Stop the “don’t call girls…. (insert kindness) because… (some horrible fate will happen to their character if you say something nice to them)” trend. It’s just a trend.
And further, if we constantly “put them in their place” with false notions of keeping them humble, or unspoiled, or whatever the intent is, we’re teaching them to do the same to others… while also expecting them to be nice, giving, forgiving, kind, etc. Mixed message. They will do what we show them we do.
Let’s continue to have high expectations for our daughters… but lets also speak kind words to our daughters as often as we can… smart, beautiful, strong, powerful, creative, kind, funny, clever, influential, inspiring, encouraging, independent, assertive, insightful… so many good words to tell a girl how AWESOME she is.
And don’t let her turn into an adult having NEVER heard she’s beautiful, like many articles will tell you. Just don’t let that be the only thing that defines her. Tell her she’s smart and a million other wonderful character-defining qualities too.
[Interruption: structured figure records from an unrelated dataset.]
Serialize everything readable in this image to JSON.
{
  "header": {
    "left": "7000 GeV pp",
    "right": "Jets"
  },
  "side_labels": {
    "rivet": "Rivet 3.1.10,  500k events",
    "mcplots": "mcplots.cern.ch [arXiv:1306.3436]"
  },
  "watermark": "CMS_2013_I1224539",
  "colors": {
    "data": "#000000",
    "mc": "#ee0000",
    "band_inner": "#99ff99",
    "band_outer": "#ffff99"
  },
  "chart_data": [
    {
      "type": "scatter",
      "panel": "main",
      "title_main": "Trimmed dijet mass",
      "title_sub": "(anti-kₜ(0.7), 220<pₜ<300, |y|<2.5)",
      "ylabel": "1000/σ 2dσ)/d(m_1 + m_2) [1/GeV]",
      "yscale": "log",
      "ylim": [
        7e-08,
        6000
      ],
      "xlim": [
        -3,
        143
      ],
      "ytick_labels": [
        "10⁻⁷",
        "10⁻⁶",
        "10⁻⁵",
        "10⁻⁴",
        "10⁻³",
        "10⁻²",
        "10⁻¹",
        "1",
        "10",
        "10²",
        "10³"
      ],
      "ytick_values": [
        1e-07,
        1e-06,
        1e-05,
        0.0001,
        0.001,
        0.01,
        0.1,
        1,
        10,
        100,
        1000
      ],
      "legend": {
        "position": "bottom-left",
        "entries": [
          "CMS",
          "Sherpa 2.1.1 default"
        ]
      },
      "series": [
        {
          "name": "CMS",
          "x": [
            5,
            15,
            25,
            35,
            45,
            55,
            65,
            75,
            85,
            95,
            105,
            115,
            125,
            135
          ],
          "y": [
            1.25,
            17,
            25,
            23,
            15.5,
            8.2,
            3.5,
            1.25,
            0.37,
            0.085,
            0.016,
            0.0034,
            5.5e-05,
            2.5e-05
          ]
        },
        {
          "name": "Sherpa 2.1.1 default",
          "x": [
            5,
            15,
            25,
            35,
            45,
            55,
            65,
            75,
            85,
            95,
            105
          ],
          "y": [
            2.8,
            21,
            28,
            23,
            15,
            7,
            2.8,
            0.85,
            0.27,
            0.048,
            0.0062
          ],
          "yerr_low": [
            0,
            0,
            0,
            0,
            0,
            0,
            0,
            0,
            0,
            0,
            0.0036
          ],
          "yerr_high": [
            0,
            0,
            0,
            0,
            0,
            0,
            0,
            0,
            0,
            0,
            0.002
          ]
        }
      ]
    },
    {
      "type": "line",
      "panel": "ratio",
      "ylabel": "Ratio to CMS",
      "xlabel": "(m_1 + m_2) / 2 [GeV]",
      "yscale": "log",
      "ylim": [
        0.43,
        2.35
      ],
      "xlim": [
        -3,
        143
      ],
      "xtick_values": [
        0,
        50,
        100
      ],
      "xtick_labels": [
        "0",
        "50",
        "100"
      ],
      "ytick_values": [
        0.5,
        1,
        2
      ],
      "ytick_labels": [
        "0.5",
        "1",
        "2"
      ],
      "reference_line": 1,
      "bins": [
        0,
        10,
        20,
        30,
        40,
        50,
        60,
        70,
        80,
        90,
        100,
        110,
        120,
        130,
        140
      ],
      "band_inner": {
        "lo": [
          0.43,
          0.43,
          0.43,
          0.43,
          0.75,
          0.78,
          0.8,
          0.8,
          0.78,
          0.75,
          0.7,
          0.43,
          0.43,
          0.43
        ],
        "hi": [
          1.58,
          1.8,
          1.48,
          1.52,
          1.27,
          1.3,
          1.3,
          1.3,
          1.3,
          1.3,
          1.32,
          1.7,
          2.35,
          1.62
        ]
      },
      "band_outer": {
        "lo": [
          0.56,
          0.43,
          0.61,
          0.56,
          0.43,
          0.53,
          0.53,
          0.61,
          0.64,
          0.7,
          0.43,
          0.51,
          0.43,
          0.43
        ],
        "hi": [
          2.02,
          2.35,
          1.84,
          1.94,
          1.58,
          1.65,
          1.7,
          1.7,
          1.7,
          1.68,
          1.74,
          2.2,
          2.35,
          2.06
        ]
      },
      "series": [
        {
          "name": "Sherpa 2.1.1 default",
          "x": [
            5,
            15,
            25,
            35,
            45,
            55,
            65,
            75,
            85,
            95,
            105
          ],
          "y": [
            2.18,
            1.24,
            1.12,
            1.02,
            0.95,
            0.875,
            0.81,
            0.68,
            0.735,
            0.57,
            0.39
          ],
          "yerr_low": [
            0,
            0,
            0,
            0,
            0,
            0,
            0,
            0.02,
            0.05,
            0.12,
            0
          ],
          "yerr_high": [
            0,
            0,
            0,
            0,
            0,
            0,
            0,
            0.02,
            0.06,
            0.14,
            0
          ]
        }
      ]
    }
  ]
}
And if you do, you will raise a beautiful, smart and very unique person who will become a brilliant woman at whatever she choose to do. Because she will be confident in a way that is only developed at home. (And yes, same goes for boys.)
I’m still raising my daughters. I fail often in saying and doing the right thing. I verge on being too soft with discipline (mostly because I have had few reasons to be tough so far, but see I need new skills as we enter the tweens), but I will never apologize for saying too many kind, truthful things to my girls. And no article can stop me from telling them they are smart and beautiful and a myriad of other unique things that make them who they are.
What are your thoughts? How do you guide your child with a tough loving hand while also boosting their esteem appropriately?